Neden birkaç bin yıldır Çin'in en az ilerici ülke olduğu söyleniyor? Tarih boyunca, yukarıda yüksek bir imparator, aşağıda ise kölelerin yere sürünerek ve diz çökerek yaşadığı bir düzen var. Binlerce yıldır, her bir ailenin çiftçisi, güneş doğarken çalışıp, güneş batarken dinlenerek neredeyse tamamen aynı bir yaşam sürmüştür. Bu, tüm toplumun yapısıdır. Tarımın en büyük özelliği, her yıl, her yıl, her yıl yaptığı işi tekrar etmesidir; üretim neredeyse aynıdır. Bu tür bir üretim ve yaşam biçimi. Onların en çok korktuğu şey nedir? En çok korktukları şey, doğadaki o aniden gelen değişikliklerdir; toplumsal üst katmandaki o aniden gelen değişikliklerdir. Bu aniden gelen değişiklikler, onların sürekli tekrar eden yaşamlarını tamamen altüst edebilir. Neden Çin'de tarih boyunca 'düşünürler' ve 'entellektüeller', yani sosyal elitler, sürekli olarak imparatora, 'hareket etme, değişiklik yapma' diye çağrıda bulunmuşlardır? Çünkü bu değişmezliği korumak istemektedirler. Teorik olarak bakarsak, bu gerçekten de Çin'in kaderidir. Çin'in imparatorluk sistemi neden birkaç bin yıl boyunca devam edebilmiştir ve her bir hanedan, bir öncekiyle tekrar etmiştir; yeni bir ilerleme, yeni bir gelişme olmamıştır. Shandong'da bulunan birçok arkeolojik eser, 2000 yıl önceki tarım üretim araçlarının, 20. yüzyılda bile Çin'de hala kullanılan ana tarım araçları ile neredeyse aynı olduğunu göstermektedir; armut, nektarin gibi bu şeyler neredeyse aynı kalmıştır. Bu, bu toplumda bu alanda neredeyse hiçbir ilerleme ve değişim göremediğimizi gösterir. Yıllar boyunca, bu sosyal yapının böyle olmasından kaynaklanmaktadır. İmparatorun hanedanı, her şeyden daha fazla istikrar arayışındadır.
View Original
This page may contain third-party content, which is provided for information purposes only (not representations/warranties) and should not be considered as an endorsement of its views by Gate, nor as financial or professional advice. See Disclaimer for details.

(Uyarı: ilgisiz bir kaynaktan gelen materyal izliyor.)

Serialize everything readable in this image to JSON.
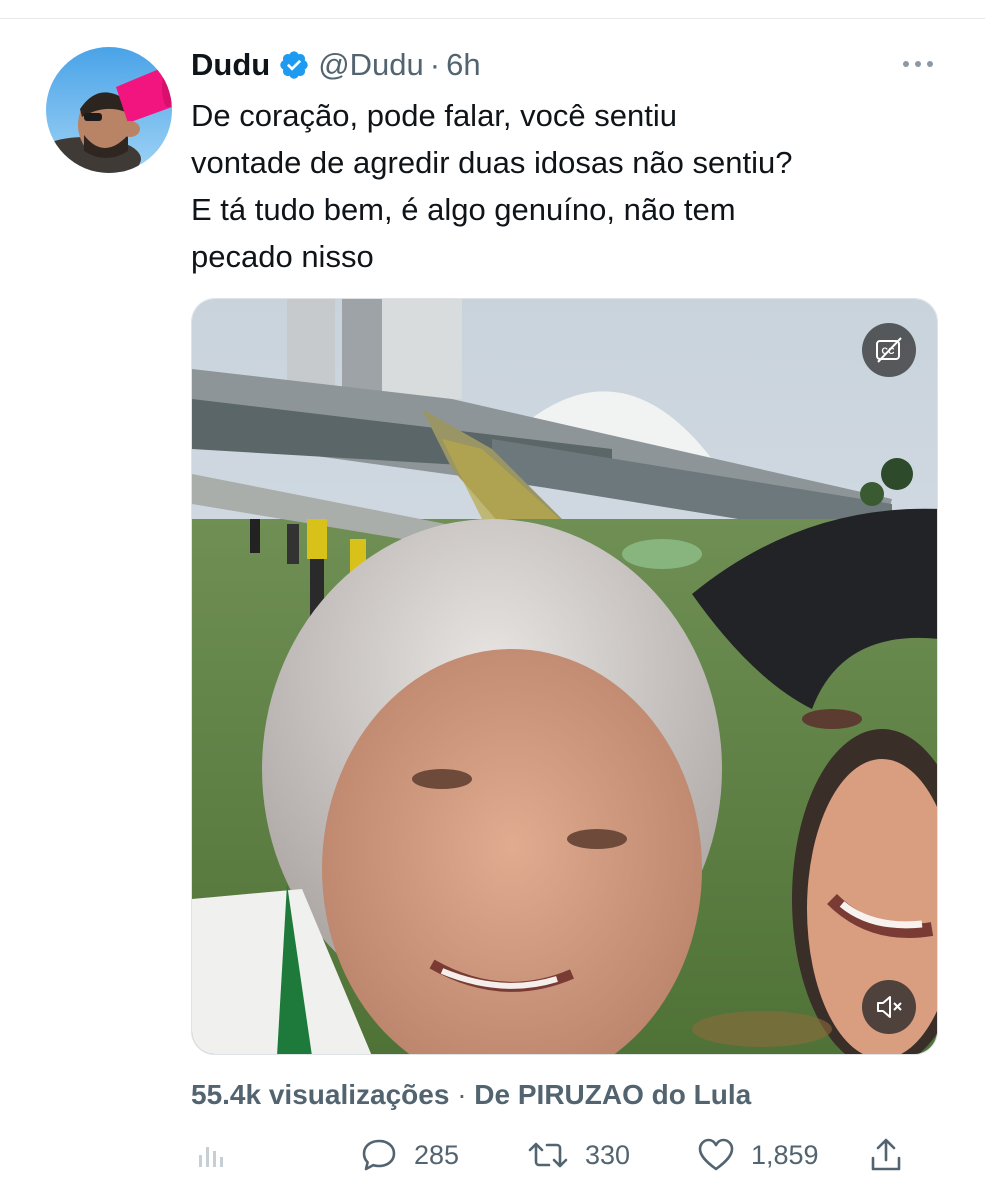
{
  "tweet": {
    "author": {
      "display_name": "Dudu",
      "verified": true,
      "handle": "@Dudu",
      "separator": "·",
      "time": "6h",
      "avatar_icon": "avatar-person-drinking"
    },
    "text": "De coração, pode falar, você sentiu\nvontade de agredir duas idosas não sentiu?\nE tá tudo bem, é algo genuíno, não tem\npecado nisso",
    "media": {
      "type": "video",
      "captions_icon": "captions-off-icon",
      "mute_icon": "speaker-muted-icon"
    },
    "views": "55.4k visualizações",
    "meta_separator": "·",
    "source": "De PIRUZAO do Lula",
    "actions": {
      "analytics_icon": "analytics-icon",
      "replies": "285",
      "retweets": "330",
      "likes": "1,859",
      "share_icon": "share-icon"
    },
    "colors": {
      "text": "#0f1419",
      "secondary": "#536471",
      "verified": "#1d9bf0",
      "divider": "#e6e9eb"
    }
  }
}
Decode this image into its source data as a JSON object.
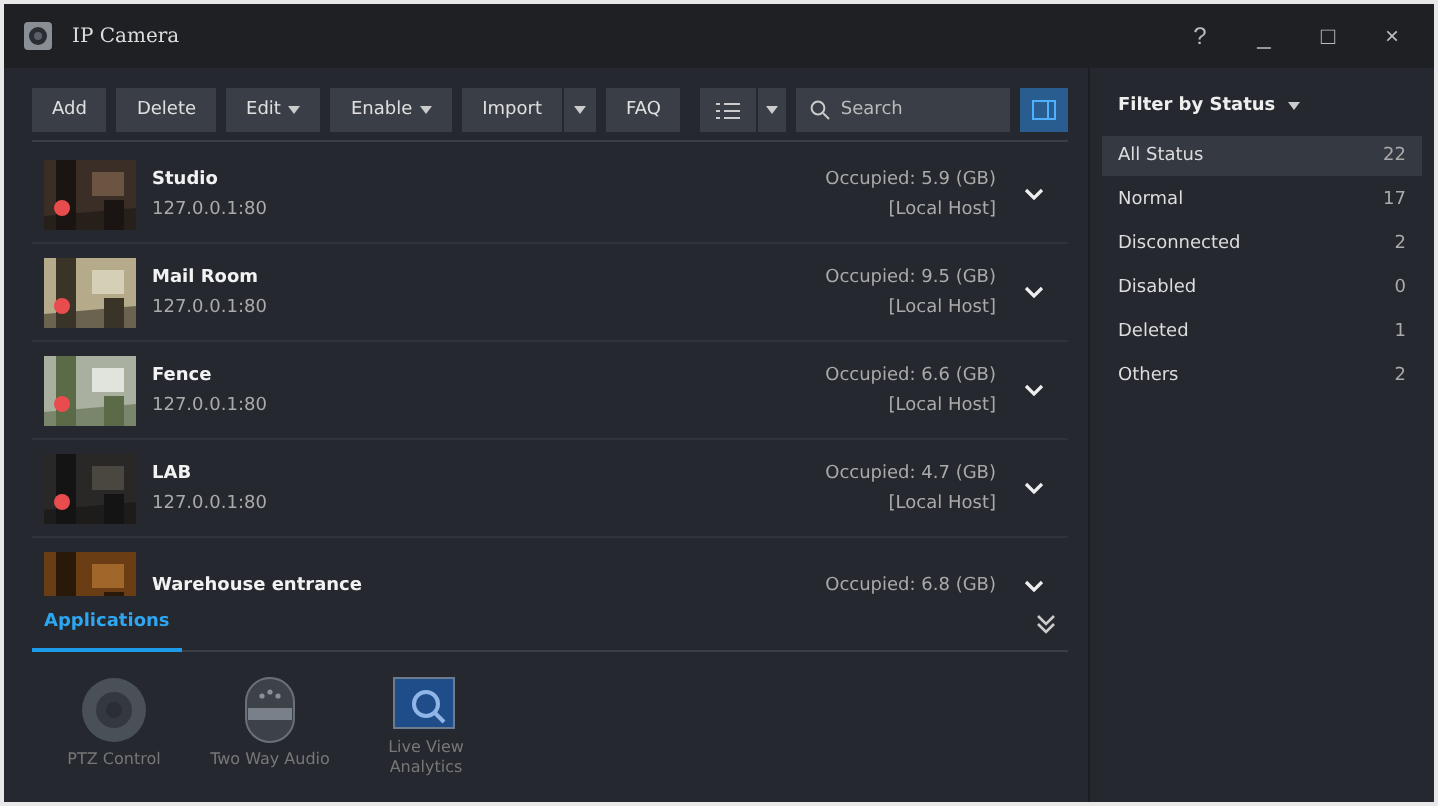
{
  "window": {
    "title": "IP Camera",
    "controls": [
      "?",
      "_",
      "□",
      "×"
    ]
  },
  "toolbar": {
    "buttons": [
      {
        "label": "Add",
        "kind": "plain"
      },
      {
        "label": "Delete",
        "kind": "plain"
      },
      {
        "label": "Edit",
        "kind": "menu"
      },
      {
        "label": "Enable",
        "kind": "menu"
      },
      {
        "label": "Import",
        "kind": "split"
      },
      {
        "label": "FAQ",
        "kind": "plain"
      }
    ],
    "search": {
      "placeholder": "Search"
    }
  },
  "cameras": [
    {
      "name": "Studio",
      "address": "127.0.0.1:80",
      "occupied": "Occupied: 5.9 (GB)",
      "host": "[Local Host]",
      "color": "#e84c4c"
    },
    {
      "name": "Mail Room",
      "address": "127.0.0.1:80",
      "occupied": "Occupied: 9.5 (GB)",
      "host": "[Local Host]",
      "color": "#e84c4c"
    },
    {
      "name": "Fence",
      "address": "127.0.0.1:80",
      "occupied": "Occupied: 6.6 (GB)",
      "host": "[Local Host]",
      "color": "#e84c4c"
    },
    {
      "name": "LAB",
      "address": "127.0.0.1:80",
      "occupied": "Occupied: 4.7 (GB)",
      "host": "[Local Host]",
      "color": "#e84c4c"
    },
    {
      "name": "Warehouse entrance",
      "occupied": "Occupied: 6.8 (GB)"
    }
  ],
  "applications": {
    "tabs": [
      {
        "label": "Applications",
        "selected": true
      }
    ],
    "items": [
      {
        "label": "PTZ Control",
        "kind": "ptz"
      },
      {
        "label": "Two Way Audio",
        "kind": "audio"
      },
      {
        "label": "Live View Analytics",
        "kind": "analytics"
      }
    ]
  },
  "filter": {
    "title": "Filter by Status",
    "items": [
      {
        "label": "All Status",
        "count": "22",
        "selected": true
      },
      {
        "label": "Normal",
        "count": "17",
        "selected": false
      },
      {
        "label": "Disconnected",
        "count": "2",
        "selected": false
      },
      {
        "label": "Disabled",
        "count": "0",
        "selected": false
      },
      {
        "label": "Deleted",
        "count": "1",
        "selected": false
      },
      {
        "label": "Others",
        "count": "2",
        "selected": false
      }
    ]
  }
}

Neden birkaç bin yıldır Çin'in en az ilerici ülke olduğu söyleniyor? Tarih boyunca, yukarıda yüksek bir imparator, aşağıda ise kölelerin yere sürünerek ve diz çökerek yaşadığı bir düzen var. Binlerce yıldır, her bir ailenin çiftçisi, güneş doğarken çalışıp, güneş batarken dinlenerek neredeyse tamamen aynı bir yaşam sürmüştür. Bu, tüm toplumun yapısıdır. Tarımın en büyük özelliği, her yıl, her yıl, her yıl yaptığı işi tekrar etmesidir; üretim neredeyse aynıdır. Bu tür bir üretim ve yaşam biçimi. Onların en çok korktuğu şey nedir? En çok korktukları şey, doğadaki o aniden gelen değişikliklerdir; toplumsal üst katmandaki o aniden gelen değişikliklerdir. Bu aniden gelen değişiklikler, onların sürekli tekrar eden yaşamlarını tamamen altüst edebilir. Neden Çin'de tarih boyunca 'düşünürler' ve 'entellektüeller', yani sosyal elitler, sürekli olarak imparatora, 'hareket etme, değişiklik yapma' diye çağrıda bulunmuşlardır? Çünkü bu değişmezliği korumak istemektedirler. Teorik olarak bakarsak, bu gerçekten de Çin'in kaderidir. Çin'in imparatorluk sistemi neden birkaç bin yıl boyunca devam edebilmiştir ve her bir hanedan, bir öncekiyle tekrar etmiştir; yeni bir ilerleme, yeni bir gelişme olmamıştır. Shandong'da bulunan birçok arkeolojik eser, 2000 yıl önceki tarım üretim araçlarının, 20. yüzyılda bile Çin'de hala kullanılan ana tarım araçları ile neredeyse aynı olduğunu göstermektedir; armut, nektarin gibi bu şeyler neredeyse aynı kalmıştır. Bu, bu toplumda bu alanda neredeyse hiçbir ilerleme ve değişim göremediğimizi gösterir. Yıllar boyunca, bu sosyal yapının böyle olmasından kaynaklanmaktadır. İmparatorun hanedanı, her şeyden daha fazla istikrar arayışındadır.